‘Book cops who ruin drink raps’

2009-06-27 00:00

CAMPAIGNERS against drunk driving are fed up with offenders getting off on technicalities and are calling for the prosecution of policemen whose sloppy work is to blame.

Their demand has been prompted by the case of soccer’s bad boy, Mbulelo ‘OJ’ Mabizela.

South Africans against Drunk Driving (SADD) will ask the SAPS Independent Complaints Directorate (ICD) to take disciplinary action against the police officer who arrested Mabizela in Pietermaritzburg and the officer who arrested Pretoria high court judge Nkola Motata.

SADD founder Caro Smit said it is “appalling” that blood tests were taken only three hours after Motata’s crash.

She said both policemen failed to do their job.

“Police officers are taught and know that blood has to be taken within a two-hour period.

“They know that when they arrest a suspect they read them their rights.”

She said the officer who arrested Mabizela is a long-serving member of the SAPS.

“SADD plans to get the name of the police officer in Motata’s case and to report him or her to the ICD for this incompetence, and ask for a disciplinary hearing.”

This comes after Mabizela was acquitted at the Pietermaritzburg Magistrate’s Court this week.

On his arrest, Mabizela was tested on a Dreager machine, which showed his breath-alcohol level was 1,09 mg per 1000 ml — equivalent to 10 tots of brandy.

However, Pietermaritzburg magistrate Dieter Schultz said Mabizela’s constitutional rights were not properly explained to him at his arrest and he was thus entitled to an acquittal.

Smit argues that the rights of the other road users “were put at risk because of Mabizela’s serious state of impairment”.

In Motata’s court case, it transpired that the blood test used by the state to show that the judge was at least four times over the legal blood- alcohol limit when he crashed his car may also be disputed because it was taken three hours after the accident.

Motala crashed his Jaguar into a wall in Hurlingham on January 6, 2007.

Smit also regretted the acquittal of Mabizela on the grounds that the arresting officer failed to explain his constitutional rights before placing him under arrest.

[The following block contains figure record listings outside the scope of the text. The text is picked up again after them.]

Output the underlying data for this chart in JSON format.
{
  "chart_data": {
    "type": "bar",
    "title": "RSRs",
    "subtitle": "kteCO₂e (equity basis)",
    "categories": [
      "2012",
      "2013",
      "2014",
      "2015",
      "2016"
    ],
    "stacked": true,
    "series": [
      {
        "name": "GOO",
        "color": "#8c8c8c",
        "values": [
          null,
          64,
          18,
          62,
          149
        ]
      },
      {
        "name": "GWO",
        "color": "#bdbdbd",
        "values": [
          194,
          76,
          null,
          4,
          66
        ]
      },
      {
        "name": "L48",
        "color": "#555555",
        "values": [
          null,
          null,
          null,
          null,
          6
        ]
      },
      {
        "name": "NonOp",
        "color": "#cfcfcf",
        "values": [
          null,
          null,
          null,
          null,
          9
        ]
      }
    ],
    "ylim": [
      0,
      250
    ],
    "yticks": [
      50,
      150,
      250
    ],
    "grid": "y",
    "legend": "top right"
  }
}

She asked magistrates, judges and public prosecutors to start taking elimination rates into account when weighing up the level of intoxication and the effect on driving skills.

“The court should know that if his [Motata’s] results are still so high after three hours, he was 0,015g less intoxicated than if he had been tested before the two hours were up,” said Smit.

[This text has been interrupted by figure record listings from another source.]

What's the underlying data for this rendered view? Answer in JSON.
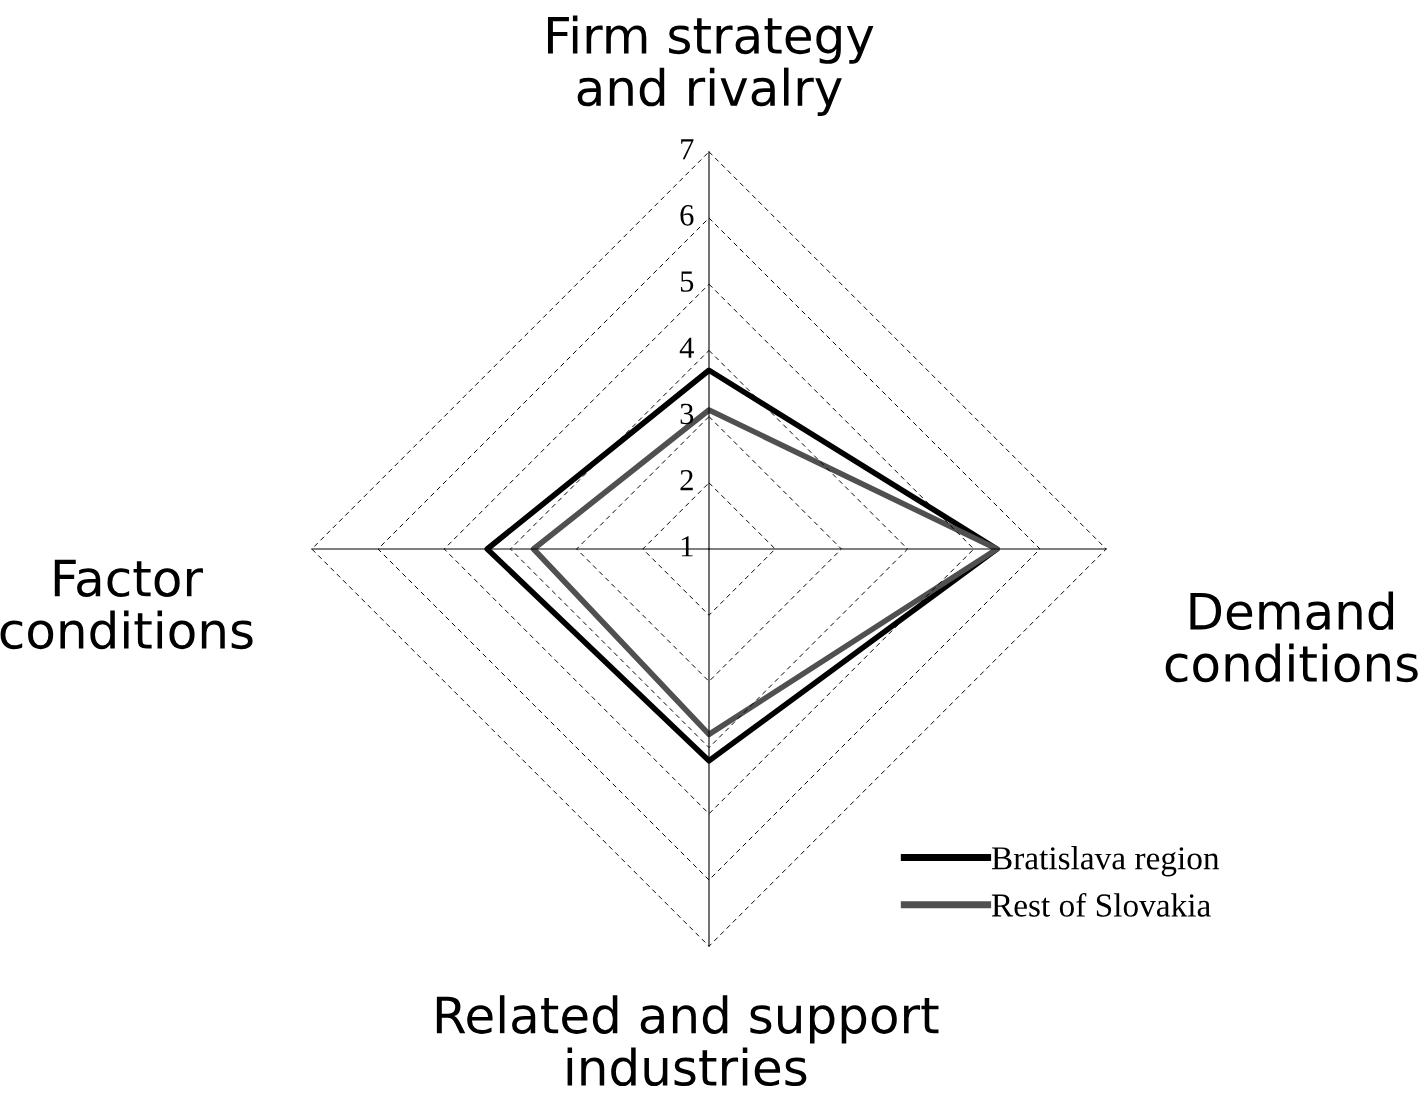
{
  "chart_data": {
    "type": "radar",
    "categories": [
      "Firm strategy\nand rivalry",
      "Demand\nconditions",
      "Related and support\nindustries",
      "Factor\nconditions"
    ],
    "series": [
      {
        "name": "Bratislava region",
        "color": "#000000",
        "values": [
          3.7,
          5.35,
          4.2,
          4.35
        ]
      },
      {
        "name": "Rest of Slovakia",
        "color": "#505050",
        "values": [
          3.1,
          5.35,
          3.8,
          3.65
        ]
      }
    ],
    "ylim": [
      1,
      7
    ],
    "yticks": [
      1,
      2,
      3,
      4,
      5,
      6,
      7
    ],
    "grid": true,
    "legend": "bottom right",
    "marker": "none",
    "line_style": "solid"
  }
}
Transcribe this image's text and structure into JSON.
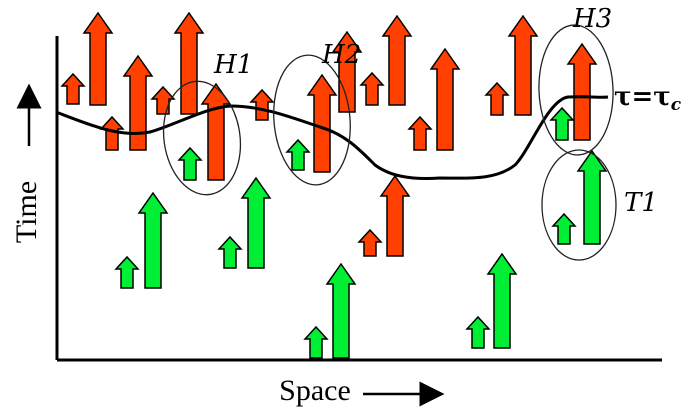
{
  "axes": {
    "xlabel": "Space",
    "ylabel": "Time"
  },
  "curve_label": {
    "base": "τ",
    "eq": "=",
    "rhs": "τ",
    "sub": "c"
  },
  "groups": [
    {
      "name": "H1"
    },
    {
      "name": "H2"
    },
    {
      "name": "H3"
    },
    {
      "name": "T1"
    }
  ],
  "colors": {
    "hot": "#ff4000",
    "cold": "#00ee33",
    "stroke": "#000000"
  }
}
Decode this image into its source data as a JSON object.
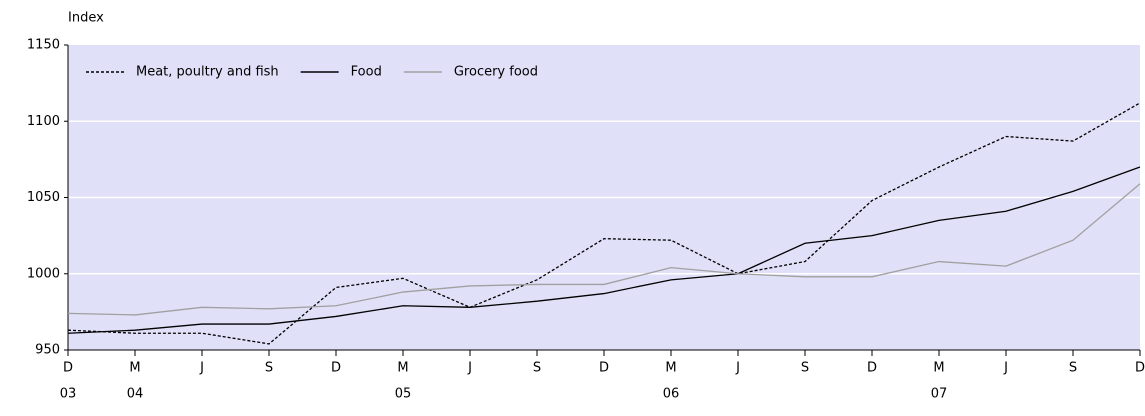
{
  "chart_data": {
    "type": "line",
    "y_label": "Index",
    "categories": [
      "D",
      "M",
      "J",
      "S",
      "D",
      "M",
      "J",
      "S",
      "D",
      "M",
      "J",
      "S",
      "D",
      "M",
      "J",
      "S",
      "D"
    ],
    "category_years": [
      "03",
      "04",
      null,
      null,
      null,
      "05",
      null,
      null,
      null,
      "06",
      null,
      null,
      null,
      "07",
      null,
      null,
      null
    ],
    "series": [
      {
        "name": "Meat, poultry and fish",
        "color": "#000000",
        "dash": "3,2",
        "values": [
          963,
          961,
          961,
          954,
          991,
          997,
          978,
          996,
          1023,
          1022,
          1000,
          1008,
          1048,
          1070,
          1090,
          1087,
          1112
        ]
      },
      {
        "name": "Food",
        "color": "#000000",
        "dash": null,
        "values": [
          961,
          963,
          967,
          967,
          972,
          979,
          978,
          982,
          987,
          996,
          1000,
          1020,
          1025,
          1035,
          1041,
          1054,
          1070
        ]
      },
      {
        "name": "Grocery food",
        "color": "#a0a0a0",
        "dash": null,
        "values": [
          974,
          973,
          978,
          977,
          979,
          988,
          992,
          993,
          993,
          1004,
          1000,
          998,
          998,
          1008,
          1005,
          1022,
          1059
        ]
      }
    ],
    "ylim": [
      950,
      1150
    ],
    "yticks": [
      950,
      1000,
      1050,
      1100,
      1150
    ],
    "grid": true,
    "plot_background": "#e0e0f8",
    "legend": "top-left"
  }
}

“The elimination rate of alcohol is scientifically accepted to be a minimum of 0,015g per hour.

“So in fact whether it is a two-, three- or four-hour delay, it does not matter, as [long as] the level at the crash, or the two-hour level can be easily worked out.”

SA Police Service spokesman Senior Superintendent Henry Budhram previously said an internal investigation would be conducted on the Pietermaritzburg officer.